Other aspects such as muscle strengthening activities and fatigue may influence exercise capacity36,37, but were not measured in our study. Aerobic exercise may also influence exercise capacity38, and was reported through questionnaires as hours and frequency of exercise per week; unfortunately, not in accordance with the World Health Organization recommendations39 because the latter were published after our study was initiated. The control group exercised more frequently than the patients; however, controlling for this in statistical analyses, the 6MWD and TUG time differences persisted between all groups except TUG time between patients and controls, indicating that other factors explain the results. In our cohort, no statistically significant association was found between submaximal exercise capacity and diagnosis before/after 1990 or disease duration; further research is needed to examine whether these outcomes will improve with optimized treatment.

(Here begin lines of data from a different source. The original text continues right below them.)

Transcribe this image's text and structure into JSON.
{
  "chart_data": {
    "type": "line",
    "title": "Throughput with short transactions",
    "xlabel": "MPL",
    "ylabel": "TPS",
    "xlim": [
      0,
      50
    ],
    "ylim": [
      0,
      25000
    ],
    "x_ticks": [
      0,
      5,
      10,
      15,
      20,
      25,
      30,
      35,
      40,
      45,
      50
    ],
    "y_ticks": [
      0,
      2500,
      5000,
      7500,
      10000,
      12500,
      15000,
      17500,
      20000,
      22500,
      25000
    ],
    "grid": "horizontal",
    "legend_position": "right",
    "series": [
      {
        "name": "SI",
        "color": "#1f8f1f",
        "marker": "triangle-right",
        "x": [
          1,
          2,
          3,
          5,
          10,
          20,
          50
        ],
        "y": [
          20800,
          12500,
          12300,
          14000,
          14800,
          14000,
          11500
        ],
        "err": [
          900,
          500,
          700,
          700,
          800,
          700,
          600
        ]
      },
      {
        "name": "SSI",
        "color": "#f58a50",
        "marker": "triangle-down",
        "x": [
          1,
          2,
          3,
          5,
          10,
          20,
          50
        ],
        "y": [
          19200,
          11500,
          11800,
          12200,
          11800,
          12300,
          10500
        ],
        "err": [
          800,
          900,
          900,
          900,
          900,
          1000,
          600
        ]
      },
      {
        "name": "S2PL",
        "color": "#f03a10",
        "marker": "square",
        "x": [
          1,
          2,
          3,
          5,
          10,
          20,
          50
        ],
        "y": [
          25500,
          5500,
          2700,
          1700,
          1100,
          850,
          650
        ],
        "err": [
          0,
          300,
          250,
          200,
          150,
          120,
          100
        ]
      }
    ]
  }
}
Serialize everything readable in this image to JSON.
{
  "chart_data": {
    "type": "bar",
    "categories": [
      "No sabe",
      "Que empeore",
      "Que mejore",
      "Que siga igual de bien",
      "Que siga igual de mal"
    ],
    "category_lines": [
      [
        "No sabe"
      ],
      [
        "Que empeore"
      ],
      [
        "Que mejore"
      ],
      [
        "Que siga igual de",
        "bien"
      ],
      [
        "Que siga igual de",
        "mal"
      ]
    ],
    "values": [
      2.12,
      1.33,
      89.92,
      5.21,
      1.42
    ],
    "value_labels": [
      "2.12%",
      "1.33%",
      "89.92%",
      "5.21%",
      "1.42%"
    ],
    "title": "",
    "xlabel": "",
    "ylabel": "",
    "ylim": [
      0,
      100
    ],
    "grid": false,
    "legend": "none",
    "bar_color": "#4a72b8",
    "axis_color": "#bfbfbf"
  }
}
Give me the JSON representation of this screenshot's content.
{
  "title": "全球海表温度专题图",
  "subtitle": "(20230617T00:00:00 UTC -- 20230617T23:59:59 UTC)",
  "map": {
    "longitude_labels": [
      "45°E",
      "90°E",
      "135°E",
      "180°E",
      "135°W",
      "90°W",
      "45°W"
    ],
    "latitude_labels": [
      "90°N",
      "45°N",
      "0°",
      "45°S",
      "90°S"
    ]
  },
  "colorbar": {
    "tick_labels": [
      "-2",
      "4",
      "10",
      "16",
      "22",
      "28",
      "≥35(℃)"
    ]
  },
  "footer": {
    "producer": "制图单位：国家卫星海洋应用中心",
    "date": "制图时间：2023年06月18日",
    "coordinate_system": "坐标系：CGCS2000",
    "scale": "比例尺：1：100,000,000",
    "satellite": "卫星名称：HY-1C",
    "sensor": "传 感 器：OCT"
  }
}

After longterm JDM, we found a shorter 6MWD and longer TUG time compared with controls from the general population, but this was only present in patients with active disease. In patients, both muscle and lung dysfunction influenced the 6MWD and the TUG time. Because the tests reflect activities of daily living and correlate with self-reported health status, they may be important in the followup of patients. However, longitudinal studies on individual test responses as well as thorough validation studies are needed to further evaluate this.
Acknowledgment
We thank Marite Rygg (MD, Professor, Department of Laboratory Medicine, Children’s and Women’s Health, Norwegian University of Science and Technology and St. Olav’s University Hospital, Trondheim) and Ellen Nordal (MD, PhD, University Hospital of North Norway and Department of Clinical Medicine, Arctic University of Norway, Tromsø) for help recruiting patients to this study, and Cathrine Brunborg (MSc, Oslo Center for Biostatistics and Epidemiology, Oslo University Hospital) for statistical supervision.
Footnotes
Supported by the Norwegian Extra Foundation for Health and Rehabilitation (2013/FOM5610) through the Norwegian Rheumatism Association.
- Accepted for publication February 14, 2017.